Josh Hall, also 7, said he painted his car, Dinoco — named after the oil and gas company in the Pixar movie “Cars” — blue and green, because blue means fast and green means go, he said.
“It’s done really good in all the races I’ve done,” Josh said.,
Connor Healy painted his car to look like Perry the Platypus, of “Phineas and Ferb” fame. He even glued on a little fedora, just like that of the marsupial super agent.
Lachlan Brown’s car was shaped and painted to look like a pickle — hence the name, “The Pickle Car.”
“I want a trophy for speed,” he said. “I never won for speed. I have won for design.”
For Brian Baker, on the other hand, speed isn’t everything.
“I like to win design,” he said. “I don’t like racing.”
His outfit, decorated with camouflage-like splotches of red, white and blue, seemed like a good bet.
Another car was the spitting image of Lightning McQueen, the hero from “Cars.” Yet another looked like a tank.
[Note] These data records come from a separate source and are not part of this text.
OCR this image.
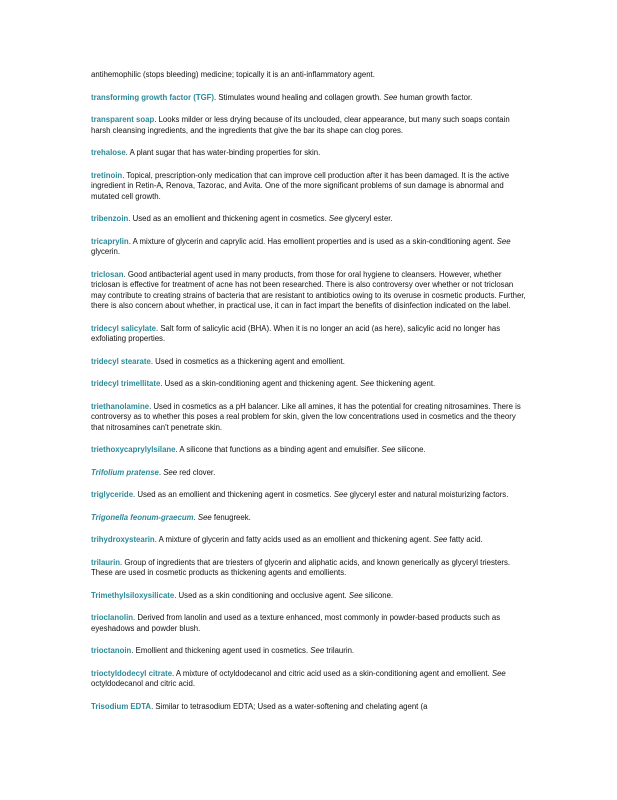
antihemophilic (stops bleeding) medicine; topically it is an anti-inflammatory agent.

transforming growth factor (TGF). Stimulates wound healing and collagen growth. See human growth factor.

transparent soap. Looks milder or less drying because of its unclouded, clear appearance, but many such soaps contain harsh cleansing ingredients, and the ingredients that give the bar its shape can clog pores.

trehalose. A plant sugar that has water-binding properties for skin.

tretinoin. Topical, prescription-only medication that can improve cell production after it has been damaged. It is the active ingredient in Retin-A, Renova, Tazorac, and Avita. One of the more significant problems of sun damage is abnormal and mutated cell growth.

tribenzoin. Used as an emollient and thickening agent in cosmetics. See glyceryl ester.

tricaprylin. A mixture of glycerin and caprylic acid. Has emollient properties and is used as a skin-conditioning agent. See glycerin.

triclosan. Good antibacterial agent used in many products, from those for oral hygiene to cleansers. However, whether triclosan is effective for treatment of acne has not been researched. There is also controversy over whether or not triclosan may contribute to creating strains of bacteria that are resistant to antibiotics owing to its overuse in cosmetic products. Further, there is also concern about whether, in practical use, it can in fact impart the benefits of disinfection indicated on the label.

tridecyl salicylate. Salt form of salicylic acid (BHA). When it is no longer an acid (as here), salicylic acid no longer has exfoliating properties.

tridecyl stearate. Used in cosmetics as a thickening agent and emollient.

tridecyl trimellitate. Used as a skin-conditioning agent and thickening agent. See thickening agent.

triethanolamine. Used in cosmetics as a pH balancer. Like all amines, it has the potential for creating nitrosamines. There is controversy as to whether this poses a real problem for skin, given the low concentrations used in cosmetics and the theory that nitrosamines can't penetrate skin.

triethoxycaprylylsilane. A silicone that functions as a binding agent and emulsifier. See silicone.

Trifolium pratense. See red clover.

triglyceride. Used as an emollient and thickening agent in cosmetics. See glyceryl ester and natural moisturizing factors.

Trigonella feonum-graecum. See fenugreek.

trihydroxystearin. A mixture of glycerin and fatty acids used as an emollient and thickening agent. See fatty acid.

trilaurin. Group of ingredients that are triesters of glycerin and aliphatic acids, and known generically as glyceryl triesters. These are used in cosmetic products as thickening agents and emollients.

Trimethylsiloxysilicate. Used as a skin conditioning and occlusive agent. See silicone.

trioclanolin. Derived from lanolin and used as a texture enhanced, most commonly in powder-based products such as eyeshadows and powder blush.

trioctanoin. Emollient and thickening agent used in cosmetics. See trilaurin.

trioctyldodecyl citrate. A mixture of octyldodecanol and citric acid used as a skin-conditioning agent and emollient. See octyldodecanol and citric acid.

Trisodium EDTA. Similar to tetrasodium EDTA; Used as a water-softening and chelating agent (a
Austin Hodges was going for a Lamborghini look, while Connor Albright’s was modeled after the Batmobile.
With help from a couple of older Boy Scouts, the Cubs took turns running practice duels on a slightly shorter version of the track they would race on during the real event Saturday. In most cases, this was the first time the young men had seen their chariots in action, and the excitement of a couple dozen preteen boys experimenting with speed was the sort that ought to be jarred and tapped to solve the world’s energy problems.
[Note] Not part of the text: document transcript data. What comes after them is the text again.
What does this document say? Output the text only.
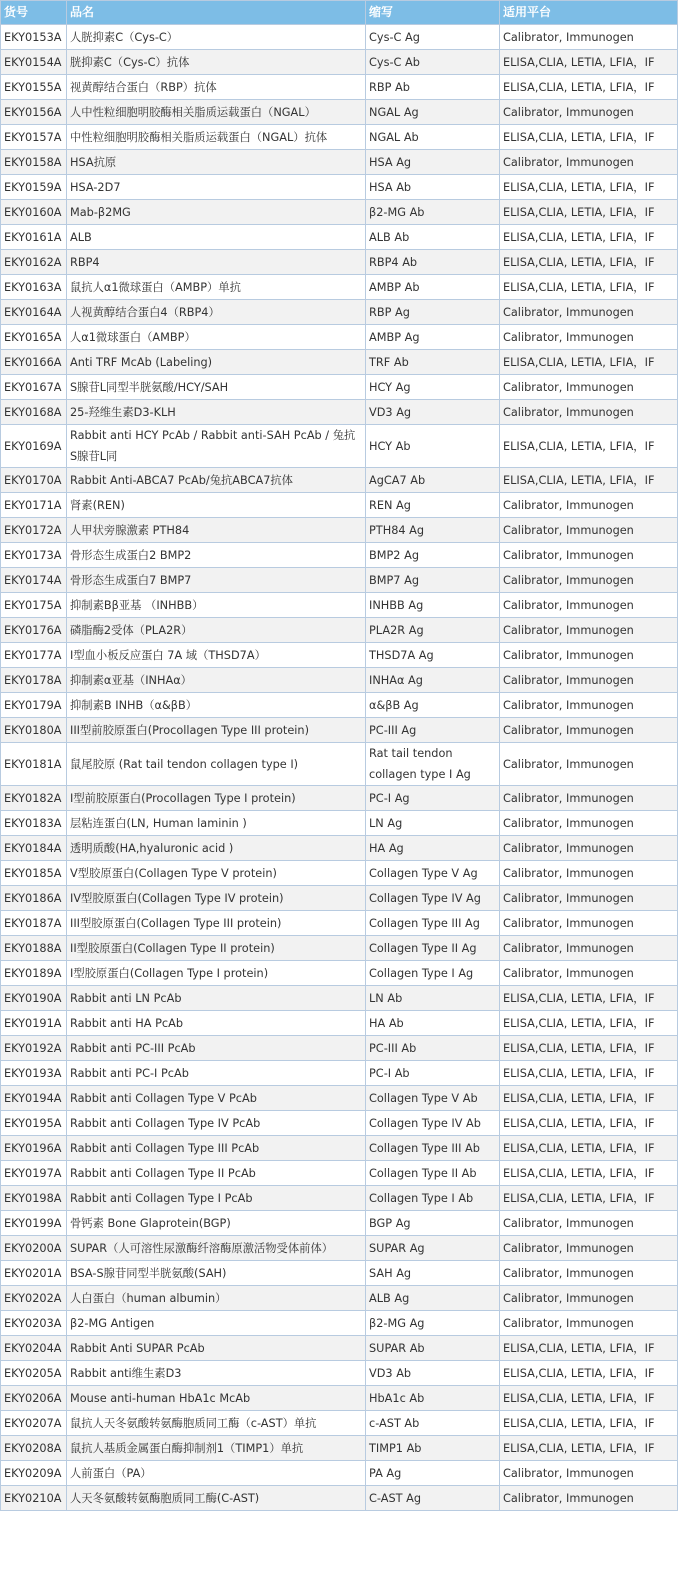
货号	品名	缩写	适用平台
EKY0153A	人胱抑素C（Cys-C）	Cys-C Ag	Calibrator, Immunogen
EKY0154A	胱抑素C（Cys-C）抗体	Cys-C Ab	ELISA,CLIA, LETIA, LFIA，IF
EKY0155A	视黄醇结合蛋白（RBP）抗体	RBP Ab	ELISA,CLIA, LETIA, LFIA，IF
EKY0156A	人中性粒细胞明胶酶相关脂质运载蛋白（NGAL）	NGAL Ag	Calibrator, Immunogen
EKY0157A	中性粒细胞明胶酶相关脂质运载蛋白（NGAL）抗体	NGAL Ab	ELISA,CLIA, LETIA, LFIA，IF
EKY0158A	HSA抗原	HSA Ag	Calibrator, Immunogen
EKY0159A	HSA-2D7	HSA Ab	ELISA,CLIA, LETIA, LFIA，IF
EKY0160A	Mab-β2MG	β2-MG Ab	ELISA,CLIA, LETIA, LFIA，IF
EKY0161A	ALB	ALB Ab	ELISA,CLIA, LETIA, LFIA，IF
EKY0162A	RBP4	RBP4 Ab	ELISA,CLIA, LETIA, LFIA，IF
EKY0163A	鼠抗人α1微球蛋白（AMBP）单抗	AMBP Ab	ELISA,CLIA, LETIA, LFIA，IF
EKY0164A	人视黄醇结合蛋白4（RBP4）	RBP Ag	Calibrator, Immunogen
EKY0165A	人α1微球蛋白（AMBP）	AMBP Ag	Calibrator, Immunogen
EKY0166A	Anti TRF McAb (Labeling)	TRF Ab	ELISA,CLIA, LETIA, LFIA，IF
EKY0167A	S腺苷L同型半胱氨酸/HCY/SAH	HCY Ag	Calibrator, Immunogen
EKY0168A	25-羟维生素D3-KLH	VD3 Ag	Calibrator, Immunogen
EKY0169A	Rabbit anti HCY PcAb / Rabbit anti-SAH PcAb / 兔抗S腺苷L同	HCY Ab	ELISA,CLIA, LETIA, LFIA，IF
EKY0170A	Rabbit Anti-ABCA7 PcAb/兔抗ABCA7抗体	AgCA7 Ab	ELISA,CLIA, LETIA, LFIA，IF
EKY0171A	肾素(REN)	REN Ag	Calibrator, Immunogen
EKY0172A	人甲状旁腺激素 PTH84	PTH84 Ag	Calibrator, Immunogen
EKY0173A	骨形态生成蛋白2 BMP2	BMP2 Ag	Calibrator, Immunogen
EKY0174A	骨形态生成蛋白7 BMP7	BMP7 Ag	Calibrator, Immunogen
EKY0175A	抑制素Bβ亚基 （INHBB）	INHBB Ag	Calibrator, Immunogen
EKY0176A	磷脂酶2受体（PLA2R）	PLA2R Ag	Calibrator, Immunogen
EKY0177A	Ⅰ型血小板反应蛋白 7A 域（THSD7A）	THSD7A Ag	Calibrator, Immunogen
EKY0178A	抑制素α亚基（INHAα）	INHAα Ag	Calibrator, Immunogen
EKY0179A	抑制素B INHB（α&βB）	α&βB Ag	Calibrator, Immunogen
EKY0180A	III型前胶原蛋白(Procollagen Type III protein)	PC-III Ag	Calibrator, Immunogen
EKY0181A	鼠尾胶原 (Rat tail tendon collagen type I)	Rat tail tendon collagen type I Ag	Calibrator, Immunogen
EKY0182A	I型前胶原蛋白(Procollagen Type I protein)	PC-I Ag	Calibrator, Immunogen
EKY0183A	层粘连蛋白(LN, Human laminin )	LN Ag	Calibrator, Immunogen
EKY0184A	透明质酸(HA,hyaluronic acid )	HA Ag	Calibrator, Immunogen
EKY0185A	V型胶原蛋白(Collagen Type V protein)	Collagen Type V Ag	Calibrator, Immunogen
EKY0186A	IV型胶原蛋白(Collagen Type IV protein)	Collagen Type IV Ag	Calibrator, Immunogen
EKY0187A	III型胶原蛋白(Collagen Type III protein)	Collagen Type III Ag	Calibrator, Immunogen
EKY0188A	II型胶原蛋白(Collagen Type II protein)	Collagen Type II Ag	Calibrator, Immunogen
EKY0189A	I型胶原蛋白(Collagen Type I protein)	Collagen Type I Ag	Calibrator, Immunogen
EKY0190A	Rabbit anti LN PcAb	LN Ab	ELISA,CLIA, LETIA, LFIA，IF
EKY0191A	Rabbit anti HA PcAb	HA Ab	ELISA,CLIA, LETIA, LFIA，IF
EKY0192A	Rabbit anti PC-III PcAb	PC-III Ab	ELISA,CLIA, LETIA, LFIA，IF
EKY0193A	Rabbit anti PC-I PcAb	PC-I Ab	ELISA,CLIA, LETIA, LFIA，IF
EKY0194A	Rabbit anti Collagen Type V PcAb	Collagen Type V Ab	ELISA,CLIA, LETIA, LFIA，IF
EKY0195A	Rabbit anti Collagen Type IV PcAb	Collagen Type IV Ab	ELISA,CLIA, LETIA, LFIA，IF
EKY0196A	Rabbit anti Collagen Type III PcAb	Collagen Type III Ab	ELISA,CLIA, LETIA, LFIA，IF
EKY0197A	Rabbit anti Collagen Type II PcAb	Collagen Type II Ab	ELISA,CLIA, LETIA, LFIA，IF
EKY0198A	Rabbit anti Collagen Type I PcAb	Collagen Type I Ab	ELISA,CLIA, LETIA, LFIA，IF
EKY0199A	骨钙素 Bone Glaprotein(BGP)	BGP Ag	Calibrator, Immunogen
EKY0200A	SUPAR（人可溶性尿激酶纤溶酶原激活物受体前体）	SUPAR Ag	Calibrator, Immunogen
EKY0201A	BSA-S腺苷同型半胱氨酸(SAH)	SAH Ag	Calibrator, Immunogen
EKY0202A	人白蛋白（human albumin）	ALB Ag	Calibrator, Immunogen
EKY0203A	β2-MG Antigen	β2-MG Ag	Calibrator, Immunogen
EKY0204A	Rabbit Anti SUPAR PcAb	SUPAR Ab	ELISA,CLIA, LETIA, LFIA，IF
EKY0205A	Rabbit anti维生素D3	VD3 Ab	ELISA,CLIA, LETIA, LFIA，IF
EKY0206A	Mouse anti-human HbA1c McAb	HbA1c Ab	ELISA,CLIA, LETIA, LFIA，IF
EKY0207A	鼠抗人天冬氨酸转氨酶胞质同工酶（c-AST）单抗	c-AST Ab	ELISA,CLIA, LETIA, LFIA，IF
EKY0208A	鼠抗人基质金属蛋白酶抑制剂1（TIMP1）单抗	TIMP1 Ab	ELISA,CLIA, LETIA, LFIA，IF
EKY0209A	人前蛋白（PA）	PA Ag	Calibrator, Immunogen
EKY0210A	人天冬氨酸转氨酶胞质同工酶(C-AST)	C-AST Ag	Calibrator, Immunogen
“The sheer excitement of all the boys and all the families, it’s absolutely contagious,” Den Leader and Cub mother Beth Carlson said.
The energy was at least doubled on race day, when as many as 100 people — Scouts, Scout leaders and Scouting families — gathered in the commons at Davey Jackson Elementary, one of only two or three times a year the valley’s five packs gather as a whole.
The crowd flanked the 32-foot-long track, competitors in their uniforms on one side, their families and friends seated on the other. On a table at the starting end of the course sat two computers and a handmade timing device that clocked the car on each of the track’s four lanes down to a thousandth of a second.
Brown, Kirkpatrick and a handful of others began setting up the night before, putting in four or five hours before knocking off. They returned at about 7 a.m. Saturday to finish in time for the 8 a.m. start of racing.
The Scouts first competed within packs. Den Leader Nicole Danby kept up a lively patter as she announced racers in each heat and led cheers. After the cars were carefully places on the track, she counted down — “Five, four, three, two, one” — and the computerized system dropped the restraining pegs in all four lanes simultaneously, ensuring a fair start for each racer.
Heats were over in 2.5 seconds or less, with cars reaching the equivalent of more than 190 miles an hour. Times were projected on a screen for all to see.
Winners of these heats went on to districts, held the afternoon. Champions, decided by a total of eight races, won trophies that Rich Reese and Gary and Linda Edington made from native elk antlers, the very sort the Cubs gather each spring for the annual Elk Antler Auction. The long day of racing wrapped up around 7 p.m.
The race wasn’t always so smooth, Kirkpatrick said. Back in 1989, there was no accurate timing system — winners were declared by who appeared to cross the finish line first — and “all manner of arguments” ensued, he said.
Eric Bodily and Mark Speth put the arguments to an end by designing the high-tech system used ever since. It’s been modified and refined over the years, including the computer timing program Speth wrote.
“And now we can display times through a projector,” Kirkpatrick said, “so everyone can see the results.”
In pinewood derby racing, as in a lot of things in life, some kids come in first and some come in last.
“Every year, there are boys in tears,” Carlson said, “but everyone walks away with something.”
One of the big goals of the derby is to give boys a project to work on with their parent or another adult.
“There’s the satisfaction of having built something and then watching it run down the track,” Kirkpatrick said. “It’s wonderful to come in first, but for the young man who didn’t, it’s still wonderful.”